То в одиночку, то в галантной компании совершает он небольшие каботажные плавания между Каннами, Антибом, Вильфраншем, Монте-Карло… Эти безбурные походы вдохновили его на прекрасные страницы новеллы «На воде», исполненные света – и одновременно отчаяния. Ибо, испытывая всею своею кожей наслаждение брызгами соленой воды и порывами морского бриза, Мопассан в то же время ощущал ужас перед человеческим состоянием. Все что ни есть прекрасного – женщина ли, пейзаж ли – навевало ему мысли о смерти. Но стоило ему почувствовать себя охваченным тяготением к небытию, как в нем в одно мгновение вспыхивало животное стремление к слиянию с природой. «Я чувствую, как трепещет во мне нечто присущее всем видам животных, всем инстинктам, всем смутным желаниям низших существ, – пишет он. – Я люблю землю. Когда стоит хорошая погода, как сегодня, то по жилам моим струится кровь древних фавнов – бродяг и сладострастников, и я более не брат людям, но брат всем существам и всем вещам».
Характеризуя себя как «древнего фавна – бродягу и сладострастника», Мопассан лелеет легенду о себе как о неисправимом ловеласе; в кругу его друзей – собратьев по перу только и разговоров было, что о склонности автора «Пьера и Жана» к садизму и его подвигах в постели. Восхищенный и раздраженный одновременно, Эдмон де Гонкур запишет на страницах своего дневника в весьма грубых терминах то, что он услышал от Леона Энника о необычайной способности автора «Милого друга» к эрекции: «Он перевязывал себе мужское достоинство и тут же заключал пари, что вновь воздымет его ввысь – и выигрывал». Тот же Леон Энник утверждает, что «Мопассан был способен, шестикратно вдохнув в женщину пламенный запал, отправиться в другую опочивальню, где возлежала на ложе другая партнерша, и троекратно облагодетельствовать и ее». Надо ли говорить, что Ги пуще огня боялся опровержения окутывавшего его лестного слушка, который возвышал его в дамских глазах. Даже те, которые и не мечтали разделить с ним ложе, приходили в сладостное возбуждение, когда он только беседовал с ними по душам. Только лаская его глазами, они уже чувствовали, что согрешили. Вот так, невзирая на все свои головокружения, мигрени и проблемы со зрением, он коллекционировал, с одной стороны, самые низменные сексуальные приключения, с другой – самые элегантные идиллии с неприступными красавицами.

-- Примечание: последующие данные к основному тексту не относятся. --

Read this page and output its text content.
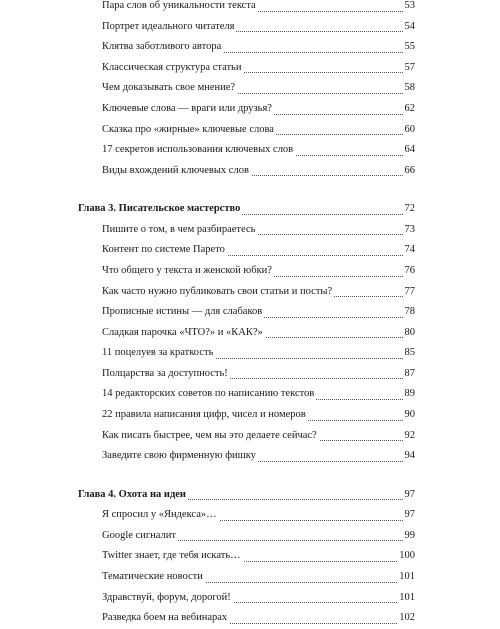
Пара слов об уникальности текста	53
Портрет идеального читателя	54
Клятва заботливого автора	55
Классическая структура статьи	57
Чем доказывать свое мнение?	58
Ключевые слова — враги или друзья?	62
Сказка про «жирные» ключевые слова	60
17 секретов использования ключевых слов	64
Виды вхождений ключевых слов	66
Глава 3. Писательское мастерство	72
Пишите о том, в чем разбираетесь	73
Контент по системе Парето	74
Что общего у текста и женской юбки?	76
Как часто нужно публиковать свои статьи и посты?	77
Прописные истины — для слабаков	78
Сладкая парочка «ЧТО?» и «КАК?»	80
11 поцелуев за краткость	85
Полцарства за доступность!	87
14 редакторских советов по написанию текстов	89
22 правила написания цифр, чисел и номеров	90
Как писать быстрее, чем вы это делаете сейчас?	92
Заведите свою фирменную фишку	94
Глава 4. Охота на идеи	97
Я спросил у «Яндекса»…	97
Google сигналит	99
Twitter знает, где тебя искать…	100
Тематические новости	101
Здравствуй, форум, дорогой!	101
Разведка боем на вебинарах	102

Мать Мопассана считала столь бурную жизнь сына своего рода компенсацией за свои собственные неудачи в любовной сфере. Сын явился для нее средством отмщения за посредственность и монотонность своей судьбы оставленной женщины. Сын держал ее в курсе своих побед и своих трудов. Она даже обсуждала с ним перипетии романа, который сейчас лежал на его письменном столе и назывался «Сильна как смерть». Но что более всего тревожило обоих в тот момент, так это здоровье Эрве, у которого явно пошатнулся разум. Хотя у Ги давно не было эмоциональных отношений со своим отцом, он все же счел своим долгом известить его 8 февраля 1888 года о разворачивающейся драме: «Эрве пишет письма безумные, отчаянные и бессвязные, от которых мать моя теряет голову. Я вглядываюсь в гущу жутких горестных сцен».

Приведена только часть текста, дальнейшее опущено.